Appellant argues that the burden should properly lie with the judgment creditor since he has access to the necessary information. I am not persuaded that this is accurate. The bank has all the information which is in the court record, it has access to the public records such as telephone books and city directories, and most importantly, *Page 136 it has its confidential files against which it must cross-check the information. The judgment creditor may not be in the position to determine what information will be helpful to the bank. Appellant argues that we should place the burden upon the party who can most easily avoid problems. I agree, but I feel that that party is the garnishee.

This will not force banks to violate their duty to keep depositors' records confidential as appellant argues. Certain cases may require banks to request more information and, in those cases, they may do so without divulging any information, as in fact appellant did in its answer of March 13.

Finally, I think that if the garnishee bears the burden of clarifying whether an account it holds is under a garnishment order, then there will be fewer cases in which innocent parties are garnished in error, or in which the garnishment fails. Admittedly, there will be occasions when, despite best efforts, the judgment debtor's assets will be lost to the creditor, or when the wrong account will be garnished. Far more mistakes will be made, however, if, as in the case at bar, the garnishee does not take the simple steps it could to identify whether or not its depositor is the person sought to be garnished.

A quick review of the facts in the case at bar indicates that appellant had not one but two names of reference for this account, to wit: Ed Nettler and Ed's Auto Sales. The address where the original small claims summons was served matched the depositor's address in the bank's records.
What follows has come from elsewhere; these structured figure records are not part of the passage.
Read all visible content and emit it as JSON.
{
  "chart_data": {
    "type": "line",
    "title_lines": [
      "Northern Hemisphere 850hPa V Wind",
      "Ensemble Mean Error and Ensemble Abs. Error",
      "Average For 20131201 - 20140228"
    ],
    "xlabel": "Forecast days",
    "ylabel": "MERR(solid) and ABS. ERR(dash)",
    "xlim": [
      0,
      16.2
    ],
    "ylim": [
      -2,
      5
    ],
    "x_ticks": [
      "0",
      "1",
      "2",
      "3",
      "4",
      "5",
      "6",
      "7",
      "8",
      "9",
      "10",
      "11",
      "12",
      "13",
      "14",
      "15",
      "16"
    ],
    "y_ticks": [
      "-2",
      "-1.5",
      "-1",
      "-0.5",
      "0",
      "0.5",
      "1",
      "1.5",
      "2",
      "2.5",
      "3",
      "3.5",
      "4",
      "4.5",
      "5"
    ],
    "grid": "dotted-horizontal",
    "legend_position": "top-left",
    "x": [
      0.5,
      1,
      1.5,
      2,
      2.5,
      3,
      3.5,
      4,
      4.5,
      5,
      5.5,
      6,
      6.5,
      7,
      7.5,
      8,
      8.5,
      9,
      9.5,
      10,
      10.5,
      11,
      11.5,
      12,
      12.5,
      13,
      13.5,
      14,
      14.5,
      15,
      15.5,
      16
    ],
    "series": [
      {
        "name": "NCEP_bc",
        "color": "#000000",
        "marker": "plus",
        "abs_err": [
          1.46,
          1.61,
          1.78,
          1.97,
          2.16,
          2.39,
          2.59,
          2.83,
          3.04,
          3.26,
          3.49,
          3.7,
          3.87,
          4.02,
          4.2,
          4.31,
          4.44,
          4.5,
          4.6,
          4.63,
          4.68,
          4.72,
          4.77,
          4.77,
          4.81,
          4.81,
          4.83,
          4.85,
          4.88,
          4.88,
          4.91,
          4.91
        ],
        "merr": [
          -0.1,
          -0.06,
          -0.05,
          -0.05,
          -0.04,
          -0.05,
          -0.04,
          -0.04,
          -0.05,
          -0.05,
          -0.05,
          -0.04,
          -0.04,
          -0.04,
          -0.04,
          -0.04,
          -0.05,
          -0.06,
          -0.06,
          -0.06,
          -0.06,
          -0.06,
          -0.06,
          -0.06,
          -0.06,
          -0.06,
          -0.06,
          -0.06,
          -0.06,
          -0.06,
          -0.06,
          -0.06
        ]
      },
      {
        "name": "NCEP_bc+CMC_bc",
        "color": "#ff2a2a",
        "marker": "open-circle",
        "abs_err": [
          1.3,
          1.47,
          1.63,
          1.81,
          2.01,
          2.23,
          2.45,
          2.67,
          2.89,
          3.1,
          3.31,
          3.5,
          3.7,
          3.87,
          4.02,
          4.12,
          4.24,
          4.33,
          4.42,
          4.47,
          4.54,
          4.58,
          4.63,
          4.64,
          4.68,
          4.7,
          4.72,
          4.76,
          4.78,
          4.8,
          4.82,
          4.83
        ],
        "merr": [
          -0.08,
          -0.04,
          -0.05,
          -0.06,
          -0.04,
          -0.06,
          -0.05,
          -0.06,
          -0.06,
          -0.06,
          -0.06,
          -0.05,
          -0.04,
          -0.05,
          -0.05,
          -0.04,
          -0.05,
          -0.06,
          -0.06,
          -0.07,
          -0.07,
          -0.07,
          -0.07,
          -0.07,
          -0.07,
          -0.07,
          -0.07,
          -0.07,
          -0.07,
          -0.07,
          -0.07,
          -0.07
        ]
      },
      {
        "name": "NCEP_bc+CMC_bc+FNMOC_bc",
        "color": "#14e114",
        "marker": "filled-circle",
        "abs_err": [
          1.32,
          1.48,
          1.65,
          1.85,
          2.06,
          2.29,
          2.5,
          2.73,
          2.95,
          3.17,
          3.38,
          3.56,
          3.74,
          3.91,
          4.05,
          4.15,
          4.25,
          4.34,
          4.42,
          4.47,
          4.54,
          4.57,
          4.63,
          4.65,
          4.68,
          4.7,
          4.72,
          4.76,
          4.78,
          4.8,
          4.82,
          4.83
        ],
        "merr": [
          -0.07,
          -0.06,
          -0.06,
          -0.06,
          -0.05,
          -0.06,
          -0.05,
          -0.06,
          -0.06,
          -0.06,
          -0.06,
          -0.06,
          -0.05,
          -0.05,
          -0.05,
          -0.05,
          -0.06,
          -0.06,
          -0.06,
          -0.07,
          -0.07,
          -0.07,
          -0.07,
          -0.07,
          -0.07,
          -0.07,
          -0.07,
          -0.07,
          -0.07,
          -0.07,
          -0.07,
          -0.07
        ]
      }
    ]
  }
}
A review of the pleadings in the original action shows Ed Netler (one "t") filed objections to the finding of the referee in the original action. Appellant in its answer of March 26 had no difficulty in identifying the then-overdrawn account. The lower court apparently felt that appellant should have known that the account held was under a garnishment order, and I agree.

Because the statute makes the garnishee liable without defense to the creditor, it follows that it must make whatever efforts it can to ensure that the garnishment order is obeyed. I find that the appellant should have checked the court records, the telephone book, and the city directory, at least, for cross-references to identify this depositor before it answered the court order. Having failed to do so, it was correctly found in contempt of court, and I must respectfully dissent.

2 The dissenting opinion as it appears herein was abridged by Judge Turpin.